Она воспарила вверх и плавала там, свободная и счастливая, обозревая под собой горное жилище богов… Потом вдруг она нырнула вниз, в вихрь, в залитую светом пропасть, которая разрушала и ее тело, и душу… Что-то случилось, но было непонятно, что именно. С тихим стоном она пыталась избавиться от этого гибельного ощущения. Медленно, почти болезненно, прокладывала она себе путь обратно к жизни, и первое, что осознала, когда чувства вернулись к ней, было ощущение чьих-то поцелуев на губах.

Та-Исет открыла глаза. Имхотеп улыбнулся ей, и его губы вновь завладели ее губами. Они были требовательными, и она покорно соглашалась, целуя его в ответ с таким же пылом. Она приоткрыла рот, впуская его ищущий язык, который, коснувшись ее чувствительного нёба, вызвал радость наслаждения. Имхотеп начал посасывать ее язык, словно пытался вытянуть из ее раскрытых губ самую ее душу. Она уклонялась, пытаясь повторять его действия. Ей стало приятно, когда он задрожал, прижавшись к ней, и отпрянул, прошептав на ухо:

— Богиня, ты погубишь меня…

Впервые за многие месяцы Та-Исет почувствовала внутри себя бьющее ключом искреннее веселье. Ее смех тепло и озорно зазвучал в его ушах, и он тоже улыбнулся.

Некоторое время они тихо лежали рядом. Увидев, что возлюбленный заснул, богиня тоже погрузилась в негу.

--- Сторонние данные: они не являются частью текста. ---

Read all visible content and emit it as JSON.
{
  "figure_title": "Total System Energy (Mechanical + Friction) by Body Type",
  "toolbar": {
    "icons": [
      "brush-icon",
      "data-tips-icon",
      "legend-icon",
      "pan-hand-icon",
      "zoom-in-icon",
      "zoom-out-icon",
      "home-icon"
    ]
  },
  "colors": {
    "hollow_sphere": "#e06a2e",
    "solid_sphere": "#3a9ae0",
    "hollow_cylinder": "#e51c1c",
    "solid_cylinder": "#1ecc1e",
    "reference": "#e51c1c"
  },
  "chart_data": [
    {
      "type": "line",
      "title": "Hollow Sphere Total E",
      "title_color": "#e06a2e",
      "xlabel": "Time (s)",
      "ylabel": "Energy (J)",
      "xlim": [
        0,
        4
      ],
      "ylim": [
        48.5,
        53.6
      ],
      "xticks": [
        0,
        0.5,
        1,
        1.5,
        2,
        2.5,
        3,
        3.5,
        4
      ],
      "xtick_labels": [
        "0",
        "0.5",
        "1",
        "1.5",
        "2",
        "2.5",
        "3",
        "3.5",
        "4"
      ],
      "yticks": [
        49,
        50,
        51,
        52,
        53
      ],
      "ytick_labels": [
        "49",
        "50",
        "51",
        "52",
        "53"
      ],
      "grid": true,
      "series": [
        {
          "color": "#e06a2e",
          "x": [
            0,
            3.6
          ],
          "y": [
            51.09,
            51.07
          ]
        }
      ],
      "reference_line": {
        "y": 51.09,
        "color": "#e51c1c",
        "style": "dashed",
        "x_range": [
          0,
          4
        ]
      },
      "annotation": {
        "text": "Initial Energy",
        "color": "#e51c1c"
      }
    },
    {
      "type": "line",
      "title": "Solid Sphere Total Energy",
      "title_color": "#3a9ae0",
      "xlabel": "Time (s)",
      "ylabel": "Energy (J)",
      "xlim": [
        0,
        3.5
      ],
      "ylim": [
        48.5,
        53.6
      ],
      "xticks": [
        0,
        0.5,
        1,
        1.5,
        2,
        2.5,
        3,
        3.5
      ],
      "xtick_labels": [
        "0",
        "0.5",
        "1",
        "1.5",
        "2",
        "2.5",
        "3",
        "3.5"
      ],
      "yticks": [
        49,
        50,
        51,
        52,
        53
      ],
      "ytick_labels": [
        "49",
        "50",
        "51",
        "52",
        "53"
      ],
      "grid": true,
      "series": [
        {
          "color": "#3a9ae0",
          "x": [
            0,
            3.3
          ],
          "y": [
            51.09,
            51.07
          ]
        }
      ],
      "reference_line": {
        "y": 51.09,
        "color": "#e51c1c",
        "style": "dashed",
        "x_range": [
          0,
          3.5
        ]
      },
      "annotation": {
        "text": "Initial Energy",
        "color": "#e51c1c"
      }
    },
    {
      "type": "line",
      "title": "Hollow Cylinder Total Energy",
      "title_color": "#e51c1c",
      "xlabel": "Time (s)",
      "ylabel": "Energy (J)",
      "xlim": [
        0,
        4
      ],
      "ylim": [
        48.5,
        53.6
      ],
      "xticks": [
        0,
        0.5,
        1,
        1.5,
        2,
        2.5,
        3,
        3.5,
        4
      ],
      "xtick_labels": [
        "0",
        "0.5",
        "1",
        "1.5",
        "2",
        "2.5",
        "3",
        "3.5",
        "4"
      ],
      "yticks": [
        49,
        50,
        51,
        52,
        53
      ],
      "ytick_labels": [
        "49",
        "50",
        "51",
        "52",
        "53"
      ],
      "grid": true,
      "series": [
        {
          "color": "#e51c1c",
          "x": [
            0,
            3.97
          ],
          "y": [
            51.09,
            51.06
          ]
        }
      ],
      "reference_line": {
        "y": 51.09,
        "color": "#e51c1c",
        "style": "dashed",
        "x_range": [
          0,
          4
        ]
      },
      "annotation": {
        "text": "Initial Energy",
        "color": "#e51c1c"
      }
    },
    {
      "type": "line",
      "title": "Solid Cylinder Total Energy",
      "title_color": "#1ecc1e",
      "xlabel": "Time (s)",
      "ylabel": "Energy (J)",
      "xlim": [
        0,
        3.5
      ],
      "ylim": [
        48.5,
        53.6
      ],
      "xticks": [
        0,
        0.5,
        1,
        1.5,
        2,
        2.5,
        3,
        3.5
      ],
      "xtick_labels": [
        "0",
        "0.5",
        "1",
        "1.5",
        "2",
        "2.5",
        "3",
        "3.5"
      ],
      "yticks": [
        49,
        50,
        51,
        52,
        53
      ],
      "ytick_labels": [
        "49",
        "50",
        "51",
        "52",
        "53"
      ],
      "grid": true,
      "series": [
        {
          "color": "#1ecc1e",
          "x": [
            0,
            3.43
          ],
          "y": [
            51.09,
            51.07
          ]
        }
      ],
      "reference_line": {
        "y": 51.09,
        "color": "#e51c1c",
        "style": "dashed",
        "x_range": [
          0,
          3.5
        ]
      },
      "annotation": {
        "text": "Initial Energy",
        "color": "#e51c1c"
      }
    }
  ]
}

— Хотел бы я когда-нибудь возлечь с богиней… — пробормотал Мераб, понемногу приходя в себя.

— Недурно, мой мальчик.

Мераб улыбнулся словам Алима.

— Я самонадеян?

— Нет, друг мой, всего лишь молод. Когда-нибудь ты поймешь, что страсти, которые кипели среди богов, лишь отражение, причем неясное, страстей, что кипят среди обычных смертных. Однако прошу тебя, поберегись высказывать вслух подобные желания.

— Отчего, невидимый друг?

— Оттого, мальчик, что мысль вещественна. Все, что ты когда-то произнес, может воплотиться в жизнь. И я не уверен, что ты обрадуешься подобному воплощению.

Мераб промолчал, подумав, что Алим никогда и ничего не советует просто так.